Glatz Torben, Marjanovic Goran, Kulemann Birte, Hipp Julian, Theodor Hopt Ulrich, Fischer Andreas, Richter-Schrag Hans-Jürgen, Hoeppner Jens
Department of Surgery, University of Freiburg, Freiburg, Germany.
Division of Interdisciplinary Endoscopy, Department of Internal Medicine II, University of Freiburg, Freiburg, Germany.
Dis Esophagus. 2017 Feb 1;30(3):1-6. doi: 10.1111/dote.12461.
Treatment of spontaneous esophageal perforation (SEP) consists of different conservative, surgical and endoscopic treatment modalities. In this study, we evaluated the clinical efficacy and the outcome of covered self-expanding stent (CSES) treatment of SEP. All patients with SEP treated by CSES at our institution between 2005 and 2014 were included in this prospective single-center study. The data were collected from a prospective database based on clinical, endoscopic and operative reports. Follow-up data were procured by contacting the patients or their family doctors. The patient data were analyzed concerning course of treatment, leakage sealing rate, complications, and mortality. Patients with iatrogenic or malignant perforations were excluded. In total, 16 patients underwent endoscopic CSES placement for SEP between 2005 and 2014. Sealing of the leakage was immediately successful in 50% (8 patients). A second stent was placed in 5 patients, but did not achieve sealing of the perforation in any case, requiring a switch in treatment to a surgical procedure (n=4) or drainage of the persisting leakage (n=4). In-hospital mortality was 13%. Only delayed treatment was identified as a risk factor for inferior outcome. Patients with successful CSES treatment had a shorter ICU- and hospital stay and had a reduced risk of developing esophageal stenosis (RR: 0.4) or persisting dysphagia despite treatment (RR: 0.33). Endoscopic treatment of SEP is beneficial to the patient if immediately successful, but in our experience, failure rates are higher than described in the literature. Secondary placement of CSES was not successful when initial stent treatment failed, while both surgical intervention and drainage of the perforation showed good results in sealing the leakage.
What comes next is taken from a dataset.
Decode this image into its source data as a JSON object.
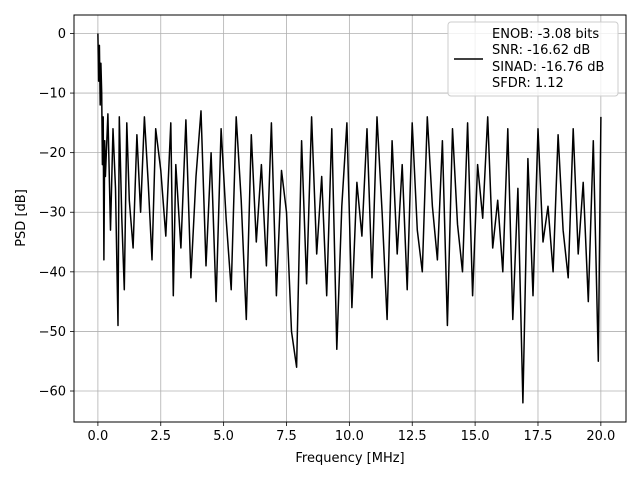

自发性食管穿孔(SEP)的治疗包括不同的保守、手术和内镜治疗方式。在本研究中,我们评估了覆膜自膨式支架(CSES)治疗SEP的临床疗效和结果。2005年至2014年期间在我院接受CSES治疗的所有SEP患者均纳入本前瞻性单中心研究。数据收集自基于临床、内镜和手术报告的前瞻性数据库。通过联系患者或其家庭医生获取随访数据。对患者数据进行分析,内容包括治疗过程、渗漏封闭率、并发症和死亡率。排除医源性或恶性穿孔患者。2005年至2014年期间,共有16例患者因SEP接受了内镜下CSES置入术。50%(8例患者)的渗漏立即成功封闭。5例患者置入了第二个支架,但在任何情况下均未实现穿孔封闭,需要将治疗改为手术(n = 4)或持续引流渗漏(n = 4)。住院死亡率为13%。仅发现延迟治疗是预后不良的危险因素。CSES治疗成功的患者在重症监护病房(ICU)和住院时间较短,发生食管狭窄(相对风险:0.4)或治疗后持续吞咽困难(相对风险:0.33)的风险降低。SEP的内镜治疗若立即成功对患者有益,但根据我们的经验,失败率高于文献报道。当初始支架治疗失败时,CSES的二次置入未成功,而手术干预和穿孔引流在封闭渗漏方面均显示出良好效果。